By 2022-08-29One Comment

I’ve covered the National Center for Education Statistic’s IPEDS data on distance education (i.e., online education) for the past ten years, starting with this 2012 profile and continuing to the recent 2020 profile and analysis. 1Reminder: IPEDS reports distance education (DE), although that is mostly equivalent to online education, and I’ll use the terms interchangably.

IPEDS has been invaluable to researchers and analysts trying to understand these enrollment trends, but a well-known weakness is that the data come from the Fall Enrollment survey, which takes a census approach. How many students of each category as of the October census date (the 15th for most schools). This approach does not capture the increasingly important nature of multiple starts per year, shorter terms, and habits of part-time working-adult students. Students who take online courses in the winter, spring, summer, but for whatever reason not in the fall just don’t get counted, as the data approach originated with the assumptions of traditional start in the fall with a semester or quarter system programs.

Last year NCES added distance education classifications to their 12-month Enrollment survey which more accurately represents the true nature of online courses and programs. The basis of the survey is count of how many unduplicated students fit in each category over a 12-month period, from July 1 through June 30 (in the current case from the 2020-21 academic year). Now we can capture students in face-to-face programs who took online courses in winter, spring, or summer but not fall. Students working on flexible schedules that just don’t align with the October census dates. For all of the following charts:

  • Exclusive DE: # or % of students taking only online courses in 2020-21
  • Some DE: # or % of students taking both online and face-to-face courses in 2020-21
  • No DE: # or % of students taking only face-to-face courses in 2020-21
US Higher Ed institutional enrollments by sector by DE type for IPEDS 12-month data 2020-21

Looking further at the data:

  • The 2020-21 academic year was chaotic, with most programs in Fall 2020 remaining online (or remote), with a growing number of institutions adding back face-to-face options over time into Spring 2021.
  • Overall, 46% of students in this period took only online courses, and a further 34% took a mix of online and face-to-face courses, totaling 80% of students taking at least some online courses.
  • These numbers show higher online entollments than the Fall 2020 data that showed 74% of students taking at least some online courses.

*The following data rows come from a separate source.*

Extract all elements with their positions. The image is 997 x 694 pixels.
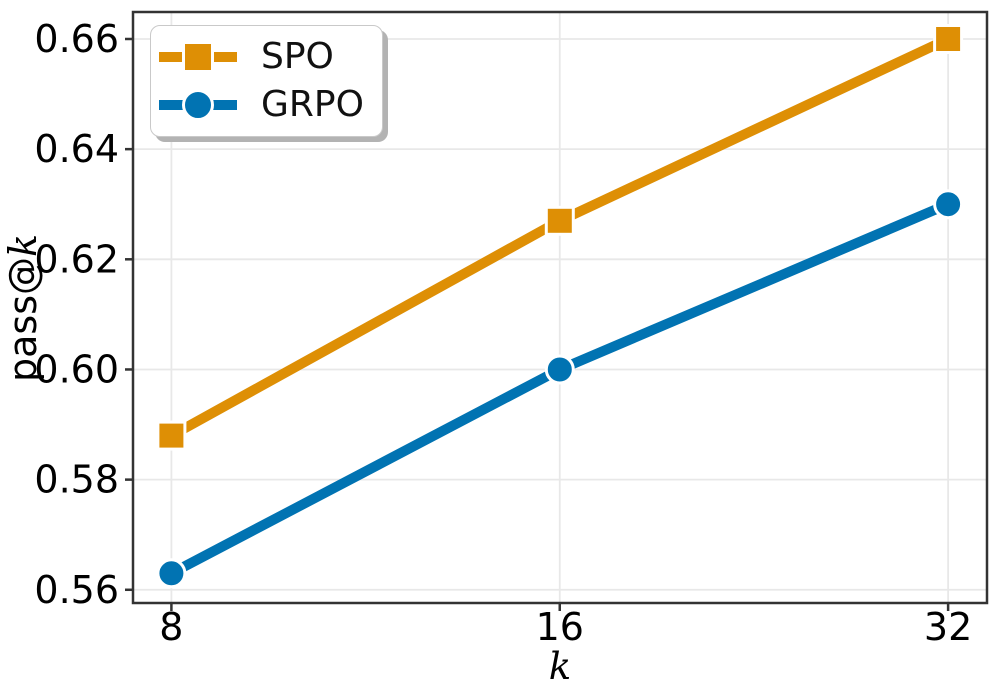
data-point-spo: [544, 205, 575, 236]
y-tick-label: 0.62: [34, 237, 119, 281]
x-axis-label: k: [549, 645, 571, 688]
legend: SPO GRPO: [150, 25, 383, 137]
legend-label: GRPO: [261, 84, 364, 125]
legend-label: SPO: [261, 36, 334, 77]
legend-item-spo: SPO: [159, 33, 364, 81]
data-point-grpo: [544, 354, 575, 385]
y-tick-label: 0.58: [34, 458, 119, 502]
x-tick-label: 16: [536, 605, 584, 649]
y-tick-label: 0.56: [34, 568, 119, 612]
data-point-grpo: [933, 189, 964, 220]
data-point-spo: [156, 420, 187, 451]
y-tick-label: 0.66: [34, 17, 119, 61]
data-point-grpo: [156, 558, 187, 589]
x-tick-label: 32: [924, 605, 972, 649]
legend-handle-spo: [159, 40, 237, 74]
data-point-spo: [933, 24, 964, 54]
y-axis-label-math-k: k: [1, 234, 45, 257]
y-tick-label: 0.64: [34, 127, 119, 171]
square-marker-icon: [182, 41, 214, 73]
legend-item-grpo: GRPO: [159, 81, 364, 129]
legend-handle-grpo: [159, 88, 237, 122]
x-tick-label: 8: [159, 605, 183, 649]
y-tick-label: 0.60: [34, 348, 119, 392]
circle-marker-icon: [182, 89, 214, 121]
y-axis-label: pass@k: [1, 234, 45, 382]
y-axis-label-text: pass@: [1, 257, 45, 382]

If we look at the top institutions by total enrollment, segmented by DE type, we see just how large WGU and SNHU have gotten. Remember, this 12-month data better captures fully-online program enrollments than the fall census.

largest us higher ed institutions by enrollment by DE type

What if we did the same chart but segmented it by the Degree Level (undergrad vs grad)?

largest US higher ed institutions by enrollment by degree level

And finally, two charts showing the changes from the 2019-20 to the 2020-21 academic year in terms of enrollments by sector (removing private and for profit 2-year sectors due to very low totals; bars showing total differences, labels as % change):

Change in IPEDS enrollment by sector

and by DE type:

Change in IPEDS enrollment by sector

One Comment

  • Clay Shirky says:

    Your first chart suggests another possible read of the data, after the Kaplan’s/Purdue and Ashford/UAGC deals: how many more such acquisitions of for-profits by publics are possible?

    Kaplans was just over 30K students, Ashford just under. If you set the threshold for “Meaningful addition to online capability/financially positive” at 25K, you could get an upper limit on attempts at those sorts of conversions.

    Your ‘Largest enrollments’ chart shows just 5 — Grand Canyon, Phoenix, APUS, Walden and Strayer — with GC trying to become a non-profit. How many more are below Strayer’s 60K but above 25K? Another 10? What if you go down to 10K students? Another 30?

    Even if Trump returns in 2024, two more years of a Democratic administration is more bad news for for-profits, and no one wants to run a business that can only make money under only one party. You’ve written so clearly about UAGC — I wonder if the bloom is off the rose for those deals, or if the pressure on for-profits and the absorption of Zovio makes fire-sale prices _more_ likely?